Custom Session Engine

Hi, I need help with the implementation of Django Session engine.

I’m using the example from the Django documentation How to use sessions | Django documentation | Django.

Suppose that my sessions engine is saved in the app/custom/sessions.py, and the code is identical to the code provided in the example. What are the further steps of enabling the extended session engine?

Is it enough just to declare in project’s settings.py:

SESSION_ENGINE = "app.custom.sessions"

?

Or there more changes to be applied?

I’m also wondering, if the code for the custom session engine is stored in the django app app/custom/sessions.py. Is the table django_customsession is going to be created?

from django.contrib.sessions.backends.db import SessionStore as DBStore
from django.contrib.sessions.base_session import AbstractBaseSession
from django.db import models


class CustomSession(AbstractBaseSession):
    @classmethod
    def get_session_store_class(cls):
        return SessionStore


class SessionStore(DBStore):
    @classmethod
    def get_model_class(cls):
        return CustomSession

Thank you in advance for your help!

Have you tried it to see what happens? That’s one of the quickest/easiest ways to find answers to questions like this.

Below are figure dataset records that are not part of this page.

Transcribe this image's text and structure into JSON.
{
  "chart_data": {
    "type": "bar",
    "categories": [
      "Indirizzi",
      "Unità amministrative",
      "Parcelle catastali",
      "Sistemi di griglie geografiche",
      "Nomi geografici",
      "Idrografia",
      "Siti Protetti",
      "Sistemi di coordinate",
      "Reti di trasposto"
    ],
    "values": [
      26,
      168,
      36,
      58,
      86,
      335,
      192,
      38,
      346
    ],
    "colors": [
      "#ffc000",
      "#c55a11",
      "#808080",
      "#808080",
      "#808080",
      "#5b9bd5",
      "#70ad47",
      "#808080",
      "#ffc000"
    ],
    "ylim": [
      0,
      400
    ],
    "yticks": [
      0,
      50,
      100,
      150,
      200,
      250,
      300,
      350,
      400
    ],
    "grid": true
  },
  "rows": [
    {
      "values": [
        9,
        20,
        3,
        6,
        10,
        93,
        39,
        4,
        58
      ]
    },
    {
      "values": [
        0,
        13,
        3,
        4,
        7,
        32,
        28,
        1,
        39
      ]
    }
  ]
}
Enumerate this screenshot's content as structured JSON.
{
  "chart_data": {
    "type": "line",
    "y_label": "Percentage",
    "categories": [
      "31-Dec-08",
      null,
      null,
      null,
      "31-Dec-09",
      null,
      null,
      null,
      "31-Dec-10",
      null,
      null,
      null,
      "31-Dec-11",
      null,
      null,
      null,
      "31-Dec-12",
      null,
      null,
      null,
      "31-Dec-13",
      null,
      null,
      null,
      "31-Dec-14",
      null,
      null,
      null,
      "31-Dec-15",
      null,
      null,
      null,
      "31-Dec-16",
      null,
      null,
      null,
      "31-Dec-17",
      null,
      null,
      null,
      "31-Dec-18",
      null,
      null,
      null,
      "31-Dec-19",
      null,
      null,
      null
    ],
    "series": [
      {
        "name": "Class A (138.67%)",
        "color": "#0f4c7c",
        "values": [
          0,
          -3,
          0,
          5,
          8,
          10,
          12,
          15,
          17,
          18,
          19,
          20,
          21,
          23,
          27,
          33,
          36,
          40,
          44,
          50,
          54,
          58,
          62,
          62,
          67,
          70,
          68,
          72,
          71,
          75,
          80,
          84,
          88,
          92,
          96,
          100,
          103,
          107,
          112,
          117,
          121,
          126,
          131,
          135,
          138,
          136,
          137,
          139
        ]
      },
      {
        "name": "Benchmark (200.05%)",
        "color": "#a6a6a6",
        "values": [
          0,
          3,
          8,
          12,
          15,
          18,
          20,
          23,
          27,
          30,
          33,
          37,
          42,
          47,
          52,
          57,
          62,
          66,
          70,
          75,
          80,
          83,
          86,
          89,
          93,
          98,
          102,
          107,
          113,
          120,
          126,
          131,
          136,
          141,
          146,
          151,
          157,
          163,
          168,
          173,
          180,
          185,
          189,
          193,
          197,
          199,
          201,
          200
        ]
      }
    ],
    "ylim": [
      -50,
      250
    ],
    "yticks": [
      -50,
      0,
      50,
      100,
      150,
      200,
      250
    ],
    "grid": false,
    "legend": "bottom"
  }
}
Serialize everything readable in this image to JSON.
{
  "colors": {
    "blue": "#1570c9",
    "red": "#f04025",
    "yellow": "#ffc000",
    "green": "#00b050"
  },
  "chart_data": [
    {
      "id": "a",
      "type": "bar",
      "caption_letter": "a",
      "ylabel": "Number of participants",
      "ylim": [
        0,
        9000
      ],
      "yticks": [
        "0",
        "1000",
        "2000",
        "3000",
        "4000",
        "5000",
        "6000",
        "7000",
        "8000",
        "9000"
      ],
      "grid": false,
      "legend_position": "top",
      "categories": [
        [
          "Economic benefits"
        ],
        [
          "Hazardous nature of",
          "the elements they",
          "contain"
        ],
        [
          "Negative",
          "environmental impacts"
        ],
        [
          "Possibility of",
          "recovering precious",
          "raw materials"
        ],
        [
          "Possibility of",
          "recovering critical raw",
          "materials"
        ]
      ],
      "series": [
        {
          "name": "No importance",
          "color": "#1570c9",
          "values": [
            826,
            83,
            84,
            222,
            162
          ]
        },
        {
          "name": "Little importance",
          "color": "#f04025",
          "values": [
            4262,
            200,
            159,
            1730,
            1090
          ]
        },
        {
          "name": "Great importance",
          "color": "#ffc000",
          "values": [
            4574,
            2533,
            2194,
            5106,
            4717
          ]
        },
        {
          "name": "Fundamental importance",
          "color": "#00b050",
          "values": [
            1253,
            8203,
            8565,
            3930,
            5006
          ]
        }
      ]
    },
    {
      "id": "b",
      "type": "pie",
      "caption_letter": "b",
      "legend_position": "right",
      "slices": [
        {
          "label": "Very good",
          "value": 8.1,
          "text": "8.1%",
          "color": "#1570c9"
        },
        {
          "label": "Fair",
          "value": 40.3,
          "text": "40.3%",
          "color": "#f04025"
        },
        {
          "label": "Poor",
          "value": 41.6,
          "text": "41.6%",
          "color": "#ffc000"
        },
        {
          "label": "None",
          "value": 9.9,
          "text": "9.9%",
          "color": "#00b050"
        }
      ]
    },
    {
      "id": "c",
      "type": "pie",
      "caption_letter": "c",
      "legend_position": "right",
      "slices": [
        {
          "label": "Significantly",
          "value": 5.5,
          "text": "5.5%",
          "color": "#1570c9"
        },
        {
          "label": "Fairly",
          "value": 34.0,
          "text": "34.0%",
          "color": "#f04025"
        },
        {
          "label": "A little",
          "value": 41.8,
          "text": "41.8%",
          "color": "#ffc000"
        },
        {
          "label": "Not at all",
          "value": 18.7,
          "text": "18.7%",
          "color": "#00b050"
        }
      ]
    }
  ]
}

Yes, it is not working for me. I get an error: OperationalError: no such table: app_customsession.
Any advice how could I make this work? :confused:

Did you do a makemigration / migrate for this app?

Is app the project name and custom the app name? Or is app the app and custom is a directory within the app? If the latter, I’m guessing a makemigrations isn’t seeing that this new model is being defined.

Just taking a wild guess here, you may want to put your CustomSession class in your models.py file. Or, write a custom migration to create the table.

  1. yes, I did migrations for the app
  2. app is the app name, custom is the directory. I also tried app/sessions.py.
  3. You are guessing correctly :slight_smile:
  4. This might work, I have seen a similar solution on the stack overflow, but it seems a bit weird to me, just imagine a huge Django project with the Custom Session engine hidden in one of the multiple apps. Doesn’t look nice… :confused:

I would appreciate your recommendation for setting the Custom Session Engine.

Thanks!

I have no recommendations. I’ve never run into a situation where a custom session engine has ever been necessary or desired.

I’m guessing you could put the model definition in the models.py file and the engine itself somewhere else.

Or, you could possibly create a whole new “custom session” app.

Or you could create your own migration for the model.

Or you could create the table outside of Django and reference it with the table_name attribute in the Meta class.

Functionally, I don’t see any effective difference between any of these options.